Critical essay by Antonella Di Lullo

Freedom is considered one of the most important ideals by nearly all of humanity. With boundary lines that shift according to any given period of history, or differing cultures, it has long been a topic of discussion amongst philosophers and intellectuals alike; it is constantly analysed from subjective and partial viewpoints. Today, the word freedom is too often overused, distorted and even exploited to justify intolerable actions worldwide. The concept of freedom activates complex themes, foremost of which is the relationship between individuality and group identity. What are the limits of our individual personal freedom? When might our “free” actions begin to damage the community to which we belong? In this exhibition, each artist explored these questions and gave Form to Freedom. In this sense, the show Freedom as Form directed attention also to the artists’ aesthetics, distinctive and different for each one, as a metaphor for their freedom of expression.

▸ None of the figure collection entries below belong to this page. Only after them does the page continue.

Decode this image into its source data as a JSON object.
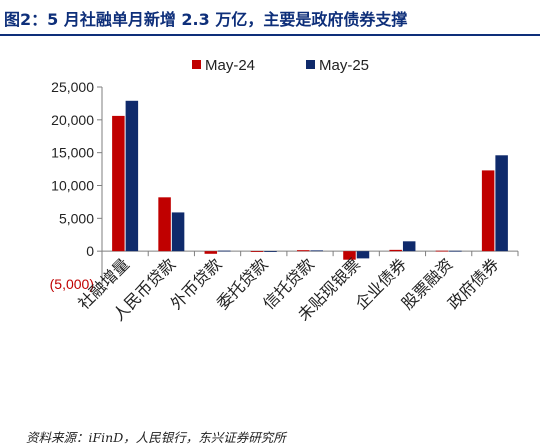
{
  "header": {
    "title": "图2：5 月社融单月新增 2.3 万亿，主要是政府债券支撑"
  },
  "footer": {
    "source": "资料来源：iFinD，人民银行，东兴证券研究所"
  },
  "colors": {
    "title": "#0e2f7a",
    "series_may24": "#c00000",
    "series_may25": "#0f2a6b",
    "negative_tick": "#c00000"
  },
  "chart_data": {
    "type": "bar",
    "categories": [
      "社融增量",
      "人民币贷款",
      "外币贷款",
      "委托贷款",
      "信托贷款",
      "未贴现银票",
      "企业债券",
      "股票融资",
      "政府债券"
    ],
    "series": [
      {
        "name": "May-24",
        "values": [
          20600,
          8200,
          -400,
          -50,
          150,
          -1300,
          200,
          70,
          12300
        ]
      },
      {
        "name": "May-25",
        "values": [
          22900,
          5900,
          80,
          -80,
          120,
          -1100,
          1500,
          60,
          14600
        ]
      }
    ],
    "ylim": [
      -5000,
      25000
    ],
    "yticks": [
      25000,
      20000,
      15000,
      10000,
      5000,
      0,
      -5000
    ],
    "ytick_labels": [
      "25,000",
      "20,000",
      "15,000",
      "10,000",
      "5,000",
      "0",
      "(5,000)"
    ],
    "legend_position": "top",
    "grid": false,
    "title": "",
    "xlabel": "",
    "ylabel": ""
  }
}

BR1 (Locri, 1984) lives and works in Turin. With a preference for spontaneous, ephemeral interventions created in the public space, the artist tackles social themes like immigration, gender discrimination, the tension between modernity and tradition, and the impact of the capitalistic system on other cultures and societies. Performances, installations, and colourful posters that take over the spaces normally reserved for advertising billboards invite the observer to independently and actively reflect on these topics.

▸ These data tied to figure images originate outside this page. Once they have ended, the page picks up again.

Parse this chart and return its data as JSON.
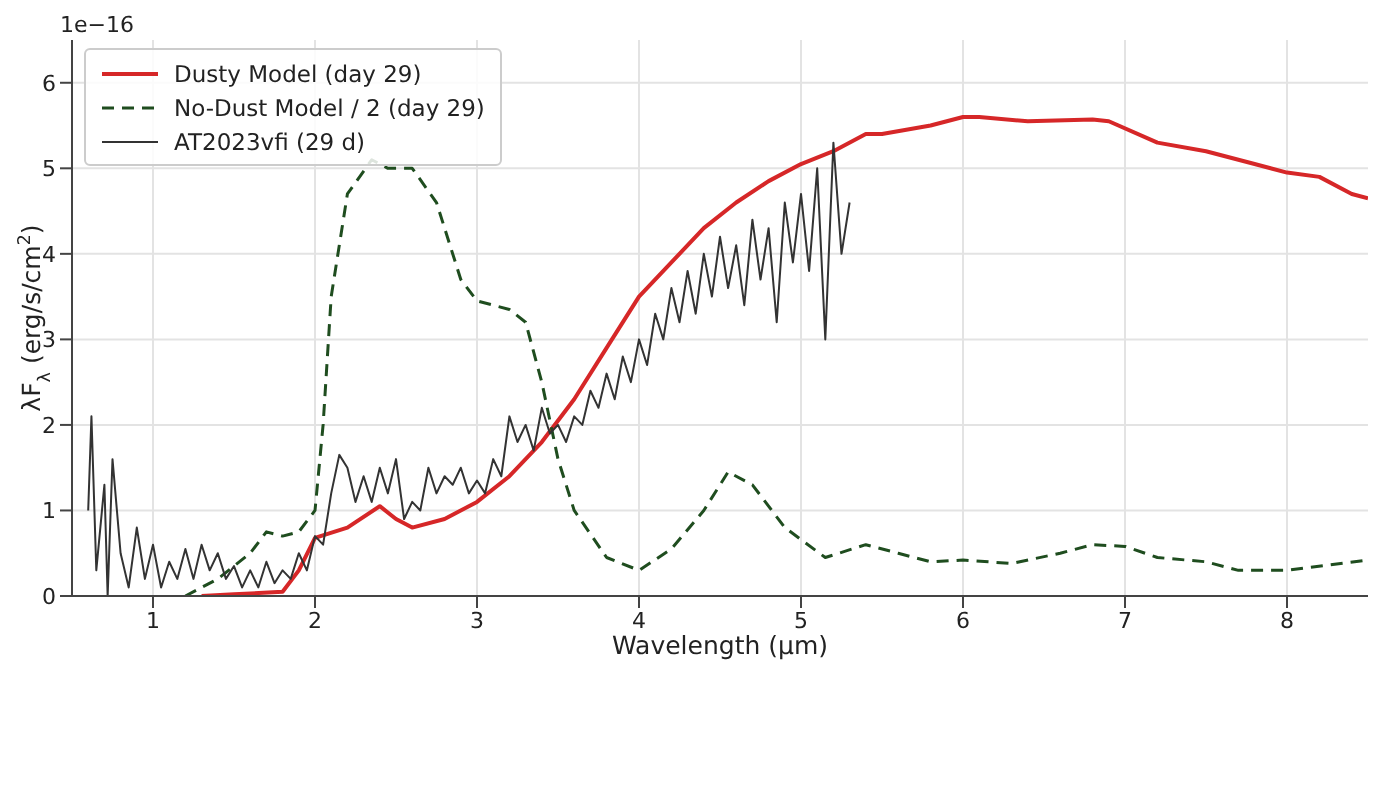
{
  "chart_data": {
    "type": "line",
    "xlabel": "Wavelength (μm)",
    "ylabel": "λF$_{λ}$ (erg/s/cm$^{2}$)",
    "annotations": [
      "1e−16"
    ],
    "xlim": [
      0.5,
      8.5
    ],
    "xticks": [
      1,
      2,
      3,
      4,
      5,
      6,
      7,
      8
    ],
    "ylim": [
      0,
      6.5
    ],
    "yticks": [
      0,
      1,
      2,
      3,
      4,
      5,
      6
    ],
    "grid": true,
    "legend": "top left",
    "marker": "none",
    "series": [
      {
        "name": "Dusty Model (day 29)",
        "color": "#d62728",
        "line_style": "solid",
        "x": [
          1.3,
          1.5,
          1.8,
          1.9,
          2.0,
          2.2,
          2.4,
          2.5,
          2.6,
          2.8,
          3.0,
          3.2,
          3.4,
          3.6,
          3.8,
          4.0,
          4.2,
          4.4,
          4.6,
          4.8,
          5.0,
          5.2,
          5.4,
          5.5,
          5.8,
          6.0,
          6.1,
          6.4,
          6.8,
          6.9,
          7.2,
          7.5,
          7.8,
          8.0,
          8.2,
          8.4,
          8.5
        ],
        "values": [
          0,
          0.02,
          0.05,
          0.3,
          0.68,
          0.8,
          1.05,
          0.9,
          0.8,
          0.9,
          1.1,
          1.4,
          1.8,
          2.3,
          2.9,
          3.5,
          3.9,
          4.3,
          4.6,
          4.85,
          5.05,
          5.2,
          5.4,
          5.4,
          5.5,
          5.6,
          5.6,
          5.55,
          5.57,
          5.55,
          5.3,
          5.2,
          5.05,
          4.95,
          4.9,
          4.7,
          4.65
        ]
      },
      {
        "name": "No-Dust Model / 2 (day 29)",
        "color": "#1f4d1f",
        "line_style": "dashed",
        "x": [
          1.2,
          1.4,
          1.6,
          1.7,
          1.8,
          1.9,
          2.0,
          2.05,
          2.1,
          2.2,
          2.35,
          2.45,
          2.6,
          2.75,
          2.9,
          3.0,
          3.2,
          3.3,
          3.4,
          3.5,
          3.6,
          3.8,
          4.0,
          4.2,
          4.4,
          4.55,
          4.7,
          4.9,
          5.15,
          5.4,
          5.6,
          5.8,
          6.0,
          6.3,
          6.6,
          6.8,
          7.0,
          7.2,
          7.5,
          7.7,
          8.0,
          8.5
        ],
        "values": [
          0,
          0.2,
          0.5,
          0.75,
          0.7,
          0.75,
          1.0,
          2.0,
          3.5,
          4.7,
          5.1,
          5.0,
          5.0,
          4.6,
          3.7,
          3.45,
          3.35,
          3.2,
          2.5,
          1.6,
          1.0,
          0.45,
          0.3,
          0.55,
          1.0,
          1.45,
          1.3,
          0.8,
          0.45,
          0.6,
          0.5,
          0.4,
          0.42,
          0.38,
          0.5,
          0.6,
          0.58,
          0.45,
          0.4,
          0.3,
          0.3,
          0.42
        ]
      },
      {
        "name": "AT2023vfi (29 d)",
        "color": "#333333",
        "line_style": "solid",
        "x": [
          0.6,
          0.62,
          0.65,
          0.7,
          0.72,
          0.75,
          0.8,
          0.85,
          0.9,
          0.95,
          1.0,
          1.05,
          1.1,
          1.15,
          1.2,
          1.25,
          1.3,
          1.35,
          1.4,
          1.45,
          1.5,
          1.55,
          1.6,
          1.65,
          1.7,
          1.75,
          1.8,
          1.85,
          1.9,
          1.95,
          2.0,
          2.05,
          2.1,
          2.15,
          2.2,
          2.25,
          2.3,
          2.35,
          2.4,
          2.45,
          2.5,
          2.55,
          2.6,
          2.65,
          2.7,
          2.75,
          2.8,
          2.85,
          2.9,
          2.95,
          3.0,
          3.05,
          3.1,
          3.15,
          3.2,
          3.25,
          3.3,
          3.35,
          3.4,
          3.45,
          3.5,
          3.55,
          3.6,
          3.65,
          3.7,
          3.75,
          3.8,
          3.85,
          3.9,
          3.95,
          4.0,
          4.05,
          4.1,
          4.15,
          4.2,
          4.25,
          4.3,
          4.35,
          4.4,
          4.45,
          4.5,
          4.55,
          4.6,
          4.65,
          4.7,
          4.75,
          4.8,
          4.85,
          4.9,
          4.95,
          5.0,
          5.05,
          5.1,
          5.15,
          5.2,
          5.25,
          5.3
        ],
        "values": [
          1.0,
          2.1,
          0.3,
          1.3,
          0,
          1.6,
          0.5,
          0.1,
          0.8,
          0.2,
          0.6,
          0.1,
          0.4,
          0.2,
          0.55,
          0.2,
          0.6,
          0.3,
          0.5,
          0.2,
          0.35,
          0.1,
          0.3,
          0.1,
          0.4,
          0.15,
          0.3,
          0.2,
          0.5,
          0.3,
          0.7,
          0.6,
          1.2,
          1.65,
          1.5,
          1.1,
          1.4,
          1.1,
          1.5,
          1.2,
          1.6,
          0.9,
          1.1,
          1.0,
          1.5,
          1.2,
          1.4,
          1.3,
          1.5,
          1.2,
          1.35,
          1.2,
          1.6,
          1.4,
          2.1,
          1.8,
          2.0,
          1.7,
          2.2,
          1.9,
          2.0,
          1.8,
          2.1,
          2.0,
          2.4,
          2.2,
          2.6,
          2.3,
          2.8,
          2.5,
          3.0,
          2.7,
          3.3,
          3.0,
          3.6,
          3.2,
          3.8,
          3.3,
          4.0,
          3.5,
          4.2,
          3.6,
          4.1,
          3.4,
          4.4,
          3.7,
          4.3,
          3.2,
          4.6,
          3.9,
          4.7,
          3.8,
          5.0,
          3.0,
          5.3,
          4.0,
          4.6
        ]
      }
    ]
  }
}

Alexis Diaz (Puerto Rico, 1982) began painting on walls in 2010. The artist developed a meticulous, precise painting technique that, through ink and tiny, free-hand brush strokes, allows him to achieve extraordinarily realistic results. The subjects of his depictions are chimeric creatures in a state of metamorphosis; combinations of animals, organic forms, and natural elements inspired by the ecosystem of the place where the artist works. The aesthetic power of his images, combined with the refined technique, gives Alexis Diaz’s artworks an absolutely unique style.

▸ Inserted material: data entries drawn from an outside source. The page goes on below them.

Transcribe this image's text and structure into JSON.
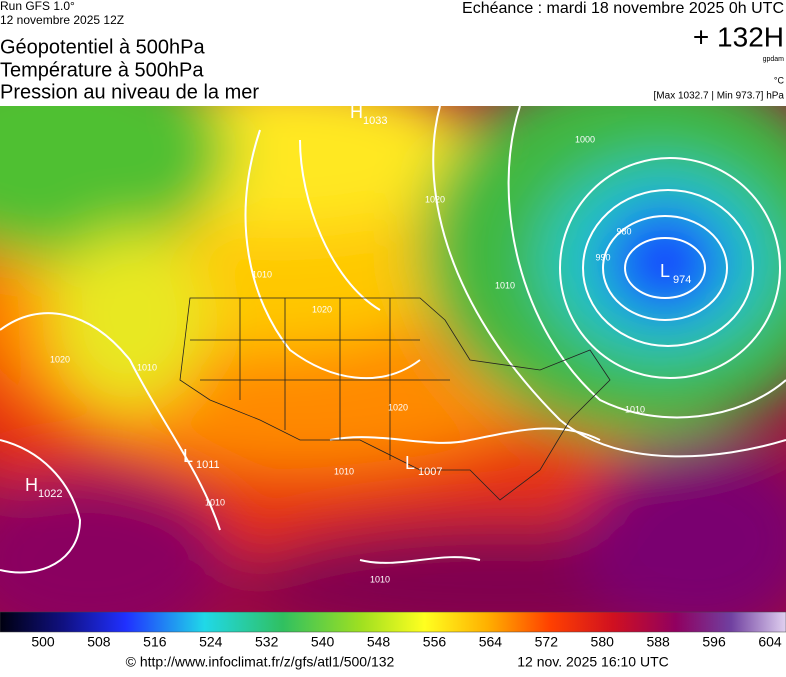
{
  "header": {
    "run": "Run GFS 1.0°",
    "date": "12 novembre 2025 12Z",
    "titles": [
      "Géopotentiel à 500hPa",
      "Température à 500hPa",
      "Pression au niveau de la mer"
    ],
    "echeance": "Echéance : mardi 18 novembre 2025 0h UTC",
    "horizon": "+ 132H",
    "unit_geo": "gpdam",
    "unit_temp": "°C",
    "range": "[Max 1032.7 | Min 973.7] hPa"
  },
  "map": {
    "centers": [
      {
        "symbol": "H",
        "value": "1033"
      },
      {
        "symbol": "L",
        "value": "974"
      },
      {
        "symbol": "H",
        "value": "1022"
      },
      {
        "symbol": "L",
        "value": "1007"
      },
      {
        "symbol": "L",
        "value": "1011"
      }
    ],
    "isobar_labels": [
      "1000",
      "990",
      "980",
      "1010",
      "1020",
      "1010",
      "1020",
      "1010",
      "1010",
      "1020",
      "1010",
      "1010",
      "1020",
      "1010"
    ]
  },
  "colorbar": {
    "ticks": [
      500,
      508,
      516,
      524,
      532,
      540,
      548,
      556,
      564,
      572,
      580,
      588,
      596,
      604
    ]
  },
  "footer": {
    "url": "© http://www.infoclimat.fr/z/gfs/atl1/500/132",
    "timestamp": "12 nov. 2025 16:10 UTC"
  }
}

Eron (Rimini, 1973) is regarded as one of the most important Graffiti artists in Italy, and a pioneer in the Writing scene. His artworks, with their strong visual and social impact, are created through a highly-personalized painting technique. In fact, thanks to his skillful mastery of spray-paint, the artist creates a delicate sfumato that lends an incorporeal and evocative aesthetic result to his works. Eron has shown at many prestigious institutions including the Palazzo delle Esposizioni in Rome, the Biennial in Venice, and the Chelsea Art Museum in New York.

Faith47 (Capetown, South Africa, 1979) is an artist of internationally recognized talent, whose artistic production oscillates between outdoor installations and studio pieces. Faith47 loves to freely experiment with a vast range of techniques and materials, through which she develops her interior narrative and investigates themes such as the sacred and the ordinary, the human condition and its existential search. For the show at Wunderkammern, Faith47 presented graphite and ink on paper artworks from the series 7.83HZ Frequency, which focuses on the ideas of human nature, sensitivity, and intimate relations.